High school innovation continues to stem exodus of dropouts
Innovative high schools in North Carolina continue to show strong evidence of success in keeping students engaged in school and on track to graduation. Students who are enrolled in the pioneering small schools are significantly less likely to drop out than their peers in larger, traditional high schools.
The combined dropout rate last year for the innovative schools that are partners with the North Carolina New Schools Project was 3.37 percent -- compared to a 4.97 percent rate for the state as a whole, according to an NCNSP analysis of
dropout data released Thursday to the State Board of Education. The state's overall dropout rate represented the first decline since the 2004-05 year. The dropout rate last year was 5.24 percent.
Learn and Earn early college high schools and redesigned high schools with a focus on science, technology, engineering and math showed particularly strong results. Some whole-school conversions of large comprehensive high schools had less success last year stemming dropouts.
Among all 82 innovative high schools open this year and last, just less than half -- 39 schools -- reported losing no students as dropouts. An additional five schools had only one dropout. Of 59 total public and charter high schools across the state last year reporting no dropouts, 39 were innovative schools.
The latest dropout data provides another year of evidence that high school transformation has a powerful impact on the critical issue of student engagement. Of the dozen innovative high schools that in their initial 2005-06 school year lost no more than two students as dropouts, 10 maintained the same track record through 2007-08, even as they added grades and grew their enrollments. For all 82 schools that were open during the last two years, 51 had two or fewer dropouts during the 2007-08 year.
State education leaders cited early college high schools and other small schools as a factor helping to improve North Carolina's dropout numbers. The 17,000 students who were enrolled in the 82 innovative schools accounted for about 4 percent of the state's 450,000 high school students, but the 541 dropouts from those schools represented a much smaller share of all dropouts -- 2.4 percent.
Keeping more students in school and on track to graduation isn't a simple task with a single approach. But there's widespread agreement among educators that students are more likely to stay in school and engaged when they feel solid connections with their school.
Michael Basham, superintendent of Hertford County schools, told members of the State Board of Education on Thursday that such connections help give students hope -- a key ingredient in helping students persist and succeed.
"When you know the students and give them hope, good things happen," Basham said. "It boils down to giving students hope that they can be successful."
Hertford schools were highlighted during Thursday's state board meeting for a three-year trend of a declining dropout rate. The district in rural, northeastern North Carolina has cut its dropout rate in half in the last three years, from 5.82 percent to 2.95 percent. Basham said the addition of an early college high school this year will help reduce the number of dropouts even more.

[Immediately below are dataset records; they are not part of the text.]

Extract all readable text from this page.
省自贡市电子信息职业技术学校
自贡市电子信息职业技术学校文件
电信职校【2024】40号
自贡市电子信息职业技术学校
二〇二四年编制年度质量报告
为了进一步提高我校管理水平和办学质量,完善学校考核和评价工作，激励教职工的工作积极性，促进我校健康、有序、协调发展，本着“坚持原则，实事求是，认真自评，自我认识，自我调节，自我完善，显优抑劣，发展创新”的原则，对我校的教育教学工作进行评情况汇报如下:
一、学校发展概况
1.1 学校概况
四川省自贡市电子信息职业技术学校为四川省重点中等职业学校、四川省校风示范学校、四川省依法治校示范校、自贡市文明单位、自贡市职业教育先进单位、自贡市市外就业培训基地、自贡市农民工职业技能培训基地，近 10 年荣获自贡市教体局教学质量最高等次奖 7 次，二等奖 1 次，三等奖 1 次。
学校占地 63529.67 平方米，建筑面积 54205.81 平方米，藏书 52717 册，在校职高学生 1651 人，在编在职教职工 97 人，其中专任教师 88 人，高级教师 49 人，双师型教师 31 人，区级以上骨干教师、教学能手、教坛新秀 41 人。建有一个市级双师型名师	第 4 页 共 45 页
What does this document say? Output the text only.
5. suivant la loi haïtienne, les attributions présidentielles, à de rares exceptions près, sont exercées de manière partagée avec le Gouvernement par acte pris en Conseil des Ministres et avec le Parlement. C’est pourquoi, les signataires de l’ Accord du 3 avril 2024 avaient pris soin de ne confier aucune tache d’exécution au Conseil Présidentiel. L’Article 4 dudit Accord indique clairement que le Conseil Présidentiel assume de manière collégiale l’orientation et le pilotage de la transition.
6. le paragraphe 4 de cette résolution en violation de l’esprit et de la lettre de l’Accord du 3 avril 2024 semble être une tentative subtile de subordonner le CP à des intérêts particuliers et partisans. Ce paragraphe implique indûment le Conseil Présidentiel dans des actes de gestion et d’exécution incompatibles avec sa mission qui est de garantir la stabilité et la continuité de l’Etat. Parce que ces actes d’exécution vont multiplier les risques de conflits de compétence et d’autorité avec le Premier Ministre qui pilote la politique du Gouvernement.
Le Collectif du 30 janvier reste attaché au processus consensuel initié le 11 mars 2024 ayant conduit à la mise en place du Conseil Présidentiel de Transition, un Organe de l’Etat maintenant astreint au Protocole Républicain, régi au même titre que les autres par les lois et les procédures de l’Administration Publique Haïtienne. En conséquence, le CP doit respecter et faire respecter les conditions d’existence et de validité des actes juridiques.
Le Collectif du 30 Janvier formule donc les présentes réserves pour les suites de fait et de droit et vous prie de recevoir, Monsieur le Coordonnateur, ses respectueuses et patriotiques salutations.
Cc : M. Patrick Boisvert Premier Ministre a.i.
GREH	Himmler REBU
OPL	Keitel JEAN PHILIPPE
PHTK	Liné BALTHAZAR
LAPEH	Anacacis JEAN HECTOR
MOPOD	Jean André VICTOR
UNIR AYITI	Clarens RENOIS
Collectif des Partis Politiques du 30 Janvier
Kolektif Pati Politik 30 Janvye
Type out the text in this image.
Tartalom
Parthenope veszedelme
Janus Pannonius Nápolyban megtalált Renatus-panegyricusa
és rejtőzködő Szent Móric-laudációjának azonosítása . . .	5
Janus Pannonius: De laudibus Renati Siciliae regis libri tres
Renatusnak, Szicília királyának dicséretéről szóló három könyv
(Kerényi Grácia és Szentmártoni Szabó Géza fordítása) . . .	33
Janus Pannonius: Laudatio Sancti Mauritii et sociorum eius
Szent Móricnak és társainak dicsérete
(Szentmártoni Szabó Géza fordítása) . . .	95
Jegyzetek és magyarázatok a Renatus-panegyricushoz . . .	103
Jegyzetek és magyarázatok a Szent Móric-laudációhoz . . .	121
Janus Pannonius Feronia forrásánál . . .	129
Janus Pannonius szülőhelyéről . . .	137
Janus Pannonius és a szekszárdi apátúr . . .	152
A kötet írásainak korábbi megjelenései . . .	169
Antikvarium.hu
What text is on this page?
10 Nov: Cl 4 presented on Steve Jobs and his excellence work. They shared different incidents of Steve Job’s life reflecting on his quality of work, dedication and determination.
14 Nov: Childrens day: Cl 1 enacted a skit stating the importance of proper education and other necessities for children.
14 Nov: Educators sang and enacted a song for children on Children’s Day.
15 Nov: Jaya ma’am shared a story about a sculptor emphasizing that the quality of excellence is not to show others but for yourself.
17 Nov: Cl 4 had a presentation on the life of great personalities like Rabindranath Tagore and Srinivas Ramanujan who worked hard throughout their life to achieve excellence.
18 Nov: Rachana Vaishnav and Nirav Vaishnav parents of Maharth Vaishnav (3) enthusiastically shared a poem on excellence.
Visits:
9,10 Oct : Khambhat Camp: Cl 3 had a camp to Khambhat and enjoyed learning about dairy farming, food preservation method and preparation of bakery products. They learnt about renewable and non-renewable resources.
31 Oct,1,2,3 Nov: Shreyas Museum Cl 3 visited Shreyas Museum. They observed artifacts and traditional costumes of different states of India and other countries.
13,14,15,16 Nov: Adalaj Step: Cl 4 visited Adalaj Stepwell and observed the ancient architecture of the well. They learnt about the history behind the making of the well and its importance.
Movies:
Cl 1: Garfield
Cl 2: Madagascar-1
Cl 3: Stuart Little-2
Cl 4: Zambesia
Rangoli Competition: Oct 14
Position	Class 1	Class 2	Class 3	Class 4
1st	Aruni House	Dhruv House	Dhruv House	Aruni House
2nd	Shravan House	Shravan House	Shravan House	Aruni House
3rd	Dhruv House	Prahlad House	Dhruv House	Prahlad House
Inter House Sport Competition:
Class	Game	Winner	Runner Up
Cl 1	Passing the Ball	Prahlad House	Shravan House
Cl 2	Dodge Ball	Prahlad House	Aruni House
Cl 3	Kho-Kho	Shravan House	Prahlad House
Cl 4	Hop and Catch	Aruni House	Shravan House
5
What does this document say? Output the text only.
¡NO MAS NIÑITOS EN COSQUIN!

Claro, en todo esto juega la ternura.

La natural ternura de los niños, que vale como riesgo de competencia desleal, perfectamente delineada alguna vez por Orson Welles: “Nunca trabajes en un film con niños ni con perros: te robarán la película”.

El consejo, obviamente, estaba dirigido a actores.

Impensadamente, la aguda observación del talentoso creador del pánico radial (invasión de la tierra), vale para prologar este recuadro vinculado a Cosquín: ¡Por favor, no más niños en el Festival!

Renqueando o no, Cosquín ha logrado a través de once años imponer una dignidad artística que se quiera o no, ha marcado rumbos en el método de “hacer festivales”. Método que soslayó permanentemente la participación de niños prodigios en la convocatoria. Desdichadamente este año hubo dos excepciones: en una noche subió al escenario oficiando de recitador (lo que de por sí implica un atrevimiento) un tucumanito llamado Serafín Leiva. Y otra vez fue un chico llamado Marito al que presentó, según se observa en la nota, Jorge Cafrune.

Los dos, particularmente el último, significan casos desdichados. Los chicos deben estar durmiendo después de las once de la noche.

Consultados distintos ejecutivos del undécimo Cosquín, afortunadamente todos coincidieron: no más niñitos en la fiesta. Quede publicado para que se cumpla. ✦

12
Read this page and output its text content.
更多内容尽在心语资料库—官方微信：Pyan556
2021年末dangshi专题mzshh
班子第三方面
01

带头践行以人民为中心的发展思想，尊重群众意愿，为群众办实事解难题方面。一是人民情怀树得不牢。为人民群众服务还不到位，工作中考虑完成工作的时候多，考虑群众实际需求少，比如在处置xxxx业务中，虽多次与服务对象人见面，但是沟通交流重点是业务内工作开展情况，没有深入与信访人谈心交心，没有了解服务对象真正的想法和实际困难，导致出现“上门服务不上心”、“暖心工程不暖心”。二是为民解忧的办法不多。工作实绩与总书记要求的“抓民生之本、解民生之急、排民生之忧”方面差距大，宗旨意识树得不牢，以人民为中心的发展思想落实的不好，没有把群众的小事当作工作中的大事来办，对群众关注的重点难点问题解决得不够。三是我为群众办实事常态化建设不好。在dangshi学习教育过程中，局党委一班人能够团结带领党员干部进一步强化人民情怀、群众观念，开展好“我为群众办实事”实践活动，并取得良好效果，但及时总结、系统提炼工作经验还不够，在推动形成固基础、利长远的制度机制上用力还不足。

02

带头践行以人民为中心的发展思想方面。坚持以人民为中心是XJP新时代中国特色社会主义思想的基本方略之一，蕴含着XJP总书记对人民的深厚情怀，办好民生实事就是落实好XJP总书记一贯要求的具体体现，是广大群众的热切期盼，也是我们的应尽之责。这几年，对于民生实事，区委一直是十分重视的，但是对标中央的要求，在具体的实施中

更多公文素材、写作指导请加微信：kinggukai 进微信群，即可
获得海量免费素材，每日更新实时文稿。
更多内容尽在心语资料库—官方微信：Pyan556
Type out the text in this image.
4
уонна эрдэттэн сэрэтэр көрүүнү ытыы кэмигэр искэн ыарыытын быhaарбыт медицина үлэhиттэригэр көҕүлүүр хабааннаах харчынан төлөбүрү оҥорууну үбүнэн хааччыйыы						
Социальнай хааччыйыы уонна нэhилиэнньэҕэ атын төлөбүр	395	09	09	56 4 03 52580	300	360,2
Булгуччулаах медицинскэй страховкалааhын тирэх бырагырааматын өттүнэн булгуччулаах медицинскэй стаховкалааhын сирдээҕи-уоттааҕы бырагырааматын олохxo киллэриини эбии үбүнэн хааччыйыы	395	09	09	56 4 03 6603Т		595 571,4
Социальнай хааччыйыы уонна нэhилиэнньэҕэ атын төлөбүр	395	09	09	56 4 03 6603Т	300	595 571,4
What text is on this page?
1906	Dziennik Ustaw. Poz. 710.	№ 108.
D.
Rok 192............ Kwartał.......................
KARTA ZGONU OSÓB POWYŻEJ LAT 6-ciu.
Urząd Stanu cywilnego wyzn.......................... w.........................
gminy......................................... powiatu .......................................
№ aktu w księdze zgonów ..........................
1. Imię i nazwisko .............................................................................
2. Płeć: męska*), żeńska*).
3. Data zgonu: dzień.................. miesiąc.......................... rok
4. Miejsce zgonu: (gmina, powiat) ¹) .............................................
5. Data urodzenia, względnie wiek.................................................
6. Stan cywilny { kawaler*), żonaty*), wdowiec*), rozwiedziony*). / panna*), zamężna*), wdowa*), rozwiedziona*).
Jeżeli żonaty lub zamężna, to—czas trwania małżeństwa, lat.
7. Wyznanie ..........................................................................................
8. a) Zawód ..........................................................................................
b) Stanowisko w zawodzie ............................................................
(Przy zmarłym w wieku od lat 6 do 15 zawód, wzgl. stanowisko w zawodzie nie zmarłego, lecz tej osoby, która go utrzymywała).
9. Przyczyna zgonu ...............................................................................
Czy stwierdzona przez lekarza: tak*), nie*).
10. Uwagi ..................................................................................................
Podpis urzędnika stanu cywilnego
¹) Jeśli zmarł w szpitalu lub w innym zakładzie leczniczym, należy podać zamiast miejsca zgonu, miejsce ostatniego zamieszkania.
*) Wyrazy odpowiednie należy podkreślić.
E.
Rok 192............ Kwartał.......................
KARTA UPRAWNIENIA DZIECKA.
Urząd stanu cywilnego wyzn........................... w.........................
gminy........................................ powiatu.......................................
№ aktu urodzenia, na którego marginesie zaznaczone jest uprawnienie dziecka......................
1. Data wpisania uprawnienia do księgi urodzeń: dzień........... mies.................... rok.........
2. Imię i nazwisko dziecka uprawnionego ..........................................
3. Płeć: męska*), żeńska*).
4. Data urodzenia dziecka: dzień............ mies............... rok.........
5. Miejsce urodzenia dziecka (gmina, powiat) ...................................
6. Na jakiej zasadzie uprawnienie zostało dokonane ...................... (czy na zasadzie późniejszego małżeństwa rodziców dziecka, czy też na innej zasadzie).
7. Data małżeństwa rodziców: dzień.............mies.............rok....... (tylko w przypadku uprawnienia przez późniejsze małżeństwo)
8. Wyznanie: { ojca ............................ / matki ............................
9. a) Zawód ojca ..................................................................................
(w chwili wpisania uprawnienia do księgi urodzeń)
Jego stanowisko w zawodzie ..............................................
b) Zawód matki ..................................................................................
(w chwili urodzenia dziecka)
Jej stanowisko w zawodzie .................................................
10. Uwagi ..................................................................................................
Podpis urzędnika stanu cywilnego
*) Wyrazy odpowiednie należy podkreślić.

Basham also cited two other key factors that he said have made a difference: the strong commitment of the county's school board to serious efforts to change high school outcomes and the leadership of effective principals.
The state's innovative high schools also had success with students in 9th grade -- the year when students are most likely to quit. About a third of all dropouts in North Carolina last year were 9th graders. Yet 49 of the 76 innovative high schools that enrolled 9th graders last year lost no freshmen as dropouts. And compared to schools with similar demographics, 65 of the 76 innovative schools with freshmen last year were more successful in keeping their 9th graders in school.
Early college high schools continue to stand out as a particularly effective hedge against dropouts. Of the 42 schools, most of which are located on community college campuses, 29 reported no dropouts; 36 with no 9th grade dropouts.
In addition, 10 redesigned schools that opened last year with a focus on science, technology, engineering and math (STEM) also show promise in helping reduce dropouts. Nine of the schools lost no students as dropouts from the 9th grade, which for most of the schools was their only grade last year. Several other start-up schools that opened in 2005 with a health-science focus also continue to lose few, if any, students as dropouts. The 10 STEM schools were opened as part of "turnaround" efforts ordered by the state in high schools with chronically low performance.
The greatest challenges remain large traditional high schools that have converted fully to a set of smaller innovative schools. Across those campuses, the dropout rates vary, with a few of the new schools dipping below the state average and others exceeding it.
However, the 30 innovative schools created by redesigning part or all of traditional high schools tended to outperform comparable traditional, comprehensive schools Twenty of the 30 did better than their comparison school for all dropouts, and 16 of 25 with 9th grade classes did better than their comparison school for freshmen dropouts.